O uso de medicamentos imunossupressores, tais como o metotrexato, sais de ouro e ciclosporina A, têm sido utilizados por Kabra et al. como terapia de substituição hormonal para a asma dependente de hormonas. Contudo, estes medicamentos são eficazes em apenas cerca de 60% dos pacientes e não melhoram a função pulmonar e têm um elevado nível de efeitos secundários tóxicos. O uso de sais de ouro foi demonstrado pela Frew para reduzir o uso de hormonas em doses elevadas, mas com graves efeitos secundários, e a ciclosporina A demonstrou melhorar a função pulmonar e reduzir o número de exacerbações, com uma redução moderada no uso de hormonas. O metotrexato 5 – 25mg/semana durante 4 – 6 semanas, precisa de ser utilizado durante mais de 24 semanas, os efeitos adversos são grandes, para além de náuseas, vómitos, úlceras de mucosa, a função hepática é facilmente prejudicada, a medula óssea é facilmente suprimida, e é propensa a infecções fúngicas secundárias.
5.6 Transplante de células estaminais
As células estaminais são células com potencial de auto-renovação e diferenciação, capazes de produzir células funcionais altamente diferenciadas, que se podem diferenciar em vários tipos de células e órgãos. Weiss et al. descobriram que as células estaminais mesenquimais derivadas da medula óssea reduziram a hiper-reactividade das vias aéreas e a eosinofilia no lavado brônquico de ratos após a estimulação OVA. ), um tipo de célula estaminal pluripotente, e descobriu que as células protegiam os ratos de sintomas alérgicos e asmáticos graves, sugerindo que este efeito protector é provável devido à capacidade das células de normalizar a resposta inflamatória em duas fases típica do corpo, que frequentemente se torna desequilibrada no caso de asma grave.
Em conclusão, o tratamento da asma refratária ainda é difícil e a nossa gestão clínica está dividida em medidas de emergência durante ataques agudos e tratamento durante a remissão.
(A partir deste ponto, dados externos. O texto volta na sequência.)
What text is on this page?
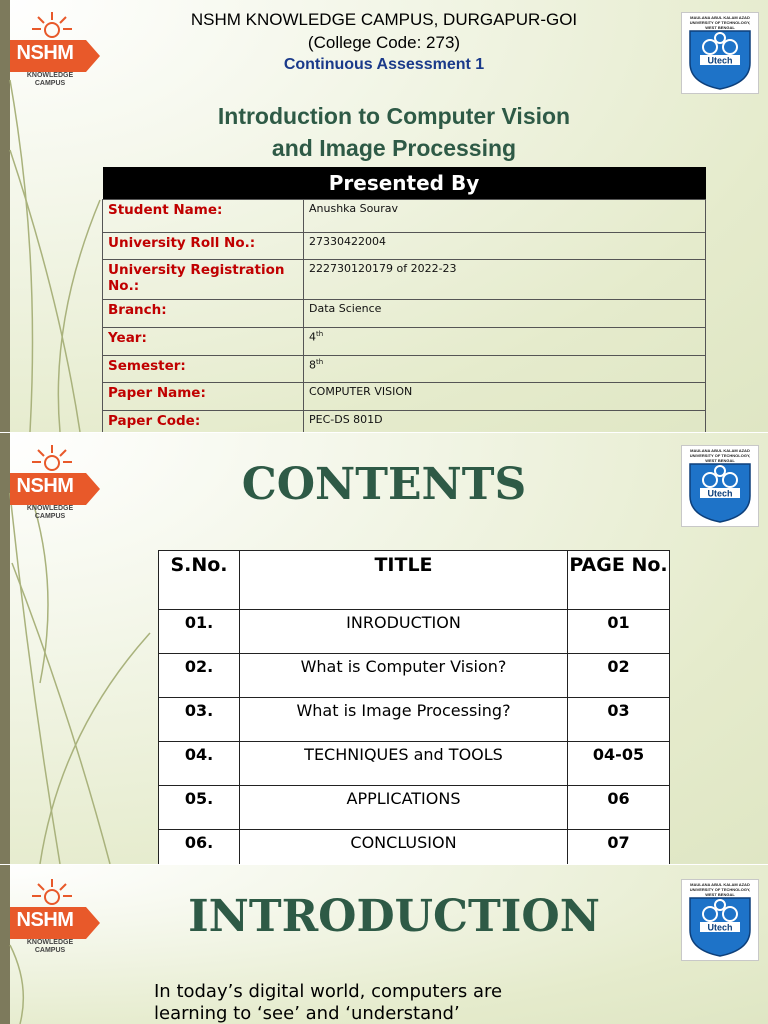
NSHM
KNOWLEDGE
CAMPUS
MAULANA ABUL KALAM AZAD UNIVERSITY OF TECHNOLOGY, WEST BENGAL
Utech
NSHM KNOWLEDGE CAMPUS, DURGAPUR-GOI
(College Code: 273)
Continuous Assessment 1
Introduction to Computer Vision
and Image Processing
Presented By	
Student Name:	Anushka Sourav
University Roll No.:	27330422004
University Registration No.:	222730120179 of 2022-23
Branch:	Data Science
Year:	4th
Semester:	8th
Paper Name:	COMPUTER VISION
Paper Code:	PEC-DS 801D
NSHM
KNOWLEDGE
CAMPUS
MAULANA ABUL KALAM AZAD UNIVERSITY OF TECHNOLOGY, WEST BENGAL
Utech
CONTENTS
S.No.	TITLE	PAGE No.
01.	INRODUCTION	01
02.	What is Computer Vision?	02
03.	What is Image Processing?	03
04.	TECHNIQUES and TOOLS	04-05
05.	APPLICATIONS	06
06.	CONCLUSION	07
NSHM
KNOWLEDGE
CAMPUS
MAULANA ABUL KALAM AZAD UNIVERSITY OF TECHNOLOGY, WEST BENGAL
Utech
INTRODUCTION
In today’s digital world, computers are
learning to ‘see’ and ‘understand’
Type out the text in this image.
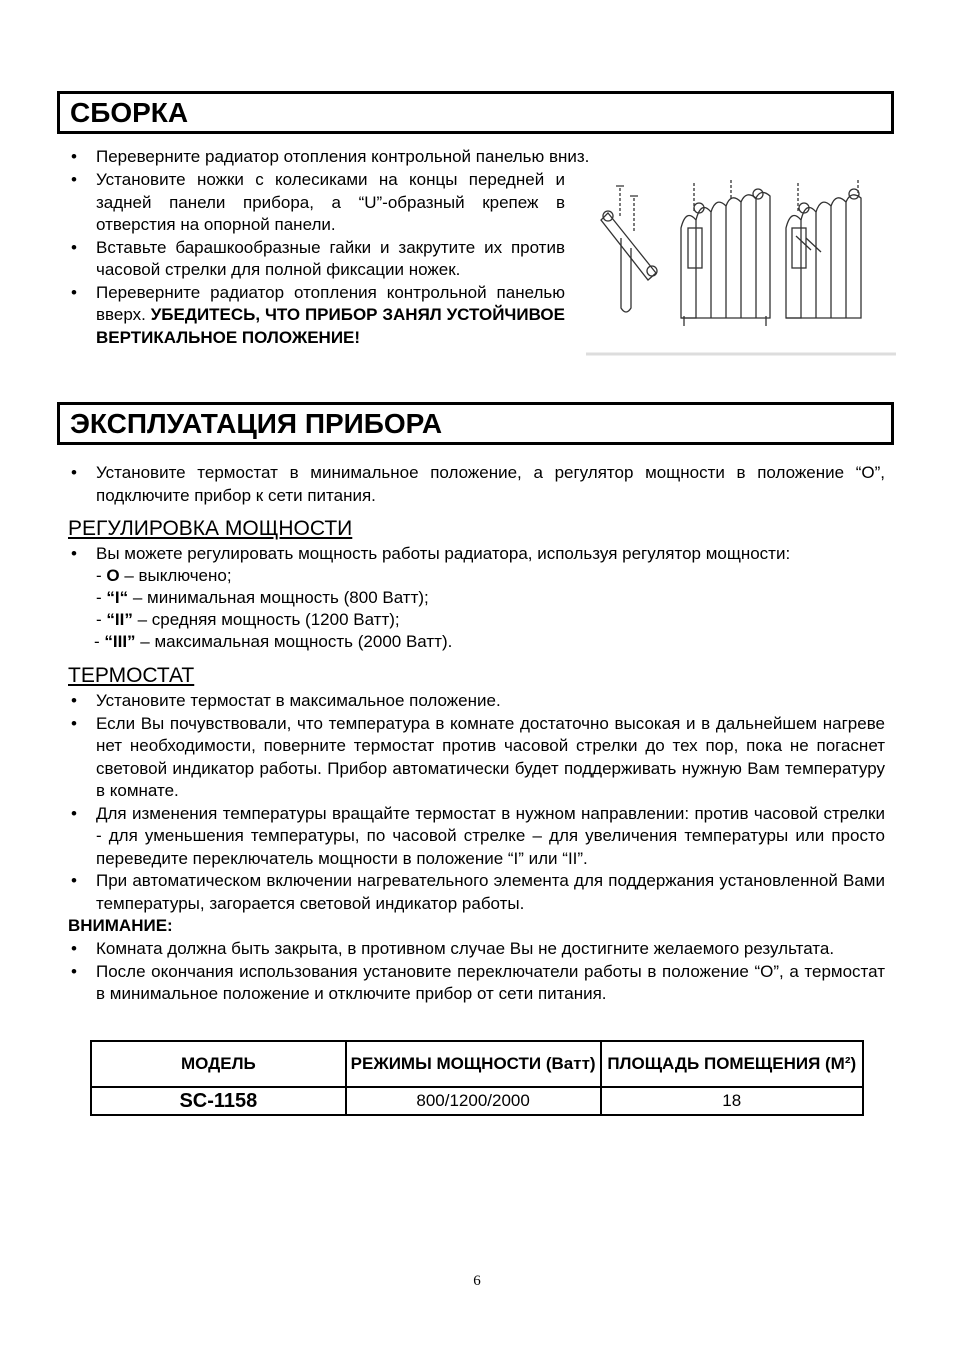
СБОРКА
• Переверните радиатор отопления контрольной панелью вниз.
• Установите ножки с колесиками на концы передней и задней панели прибора, а “U”-образный крепеж в отверстия на опорной панели.
• Вставьте барашкообразные гайки и закрутите их против часовой стрелки для полной фиксации ножек.
• Переверните радиатор отопления контрольной панелью вверх. УБЕДИТЕСЬ, ЧТО ПРИБОР ЗАНЯЛ УСТОЙЧИВОЕ ВЕРТИКАЛЬНОЕ ПОЛОЖЕНИЕ!
ЭКСПЛУАТАЦИЯ ПРИБОРА
• Установите термостат в минимальное положение, а регулятор мощности в положение “O”, подключите прибор к сети питания.
РЕГУЛИРОВКА МОЩНОСТИ
• Вы можете регулировать мощность работы радиатора, используя регулятор мощности:
- O – выключено;
- “I“ – минимальная мощность (800 Ватт);
- “II” – средняя мощность (1200 Ватт);
- “III” – максимальная мощность (2000 Ватт).
ТЕРМОСТАТ
• Установите термостат в максимальное положение.
• Если Вы почувствовали, что температура в комнате достаточно высокая и в дальнейшем нагреве нет необходимости, поверните термостат против часовой стрелки до тех пор, пока не погаснет световой индикатор работы. Прибор автоматически будет поддерживать нужную Вам температуру в комнате.
• Для изменения температуры вращайте термостат в нужном направлении: против часовой стрелки - для уменьшения температуры, по часовой стрелке – для увеличения температуры или просто переведите переключатель мощности в положение “I” или “II”.
• При автоматическом включении нагревательного элемента для поддержания установленной Вами температуры, загорается световой индикатор работы.
ВНИМАНИЕ:
• Комната должна быть закрыта, в противном случае Вы не достигните желаемого результата.
• После окончания использования установите переключатели работы в положение “O”, а термостат в минимальное положение и отключите прибор от сети питания.
МОДЕЛЬ	РЕЖИМЫ МОЩНОСТИ (Ватт)	ПЛОЩАДЬ ПОМЕЩЕНИЯ (М²)
SC-1158	800/1200/2000	18
6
Medidas de emergência em ataques agudos: Em primeiro lugar, o tratamento habitual para ataques agudos de asma grave deve ainda ser seguido (ver tópicos relacionados), com inalação de suficientes estimulantes receptores β2, de preferência albuterol na sua forma original, uma vez de 20 em 20 minutos, três vezes seguidas ou mesmo uma nebulização contínua. Se houver um historial de asma letal, considere a intubação traqueal precoce, administração endotraqueal e rubor alveolar após a intubação traqueal. Quando os resultados actuais com agonistas beta2 são fracos, é importante padronizar o uso correcto da aminofilina para além da concomitante estimulação sistémica do glucocorticoide. Em remissão, o primeiro passo é combinar glicocorticóides com antagonistas inalatórios de acção prolongada β2 agonistas; ou adicionar teofilina de libertação prolongada e antagonistas dos receptores de leucotrieno; ou tomar glicocorticóides e antagonistas dos receptores de leucotrieno, imunomoduladores, termoplastia brônquica e muitos outros métodos e técnicas novas utilizadas selectivamente em combinação de acordo com as condições.